= Johann Jakob Stähelin =

Swiss theologian (1797–1875)

Johann Jakob Stähelin (1 May 1797, in Basel - 27 August 1875, in Langenbruck) was a Swiss theologian, who specialized in Old Testament studies.

From 1817 to 1821 he studied theology at the University of Tübingen. In 1823 he received his PhD and subsequently worked as a lecturer at the University of Basel. In 1829 he became an associate professor at Basel, where in 1835 he was named a full professor of Old Testament studies.

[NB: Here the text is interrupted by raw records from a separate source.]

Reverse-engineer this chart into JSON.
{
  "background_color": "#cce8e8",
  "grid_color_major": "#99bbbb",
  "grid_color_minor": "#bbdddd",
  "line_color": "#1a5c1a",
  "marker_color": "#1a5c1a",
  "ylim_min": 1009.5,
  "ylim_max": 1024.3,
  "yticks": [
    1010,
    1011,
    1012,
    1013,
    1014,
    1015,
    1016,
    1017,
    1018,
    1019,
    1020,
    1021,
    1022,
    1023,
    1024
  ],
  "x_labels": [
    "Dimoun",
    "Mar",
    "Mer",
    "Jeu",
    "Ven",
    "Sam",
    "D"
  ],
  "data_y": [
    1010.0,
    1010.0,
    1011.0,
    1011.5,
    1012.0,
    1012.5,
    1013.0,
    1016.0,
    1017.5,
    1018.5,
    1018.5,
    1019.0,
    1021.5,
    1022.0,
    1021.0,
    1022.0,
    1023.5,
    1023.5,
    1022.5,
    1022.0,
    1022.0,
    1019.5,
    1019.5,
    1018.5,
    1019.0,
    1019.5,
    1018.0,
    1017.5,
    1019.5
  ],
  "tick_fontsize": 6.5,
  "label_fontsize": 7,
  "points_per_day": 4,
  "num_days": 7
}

In 1842 he obtained his doctorate of divinity, and in 1846 was appointed university rector.

== Principal works ==
- Kritische Untersuchungen über die Genesis, 1830 - Critical investigations on the biblical Genesis.
- Kritische Untersuchungen über die biblische Chronik, 1830 - Critical investigations on the biblical Chronicles.
- Kritische Untersuchungen über den Pentateuch, die Bucher Josua, Richter, Samuels und der Könige, 1843 - Critical investigations on the Pentateuch, the Books of Joshua, Judges, Samuel and Kings.
- Die messianischen Weissagungen des Alten Testaments in ihrer Entstehung, Entwicklung und Ausbildung : mit Berücksichtigung der hauptsächlichsten neutestamentlichen Citate, 1847 - The messianic prophecies of the Old Testament.
- Specielle Einleitung in die kanonischen Bücher des Alten Testaments, 1862 - Introduction to the canonical books of the Old Testament.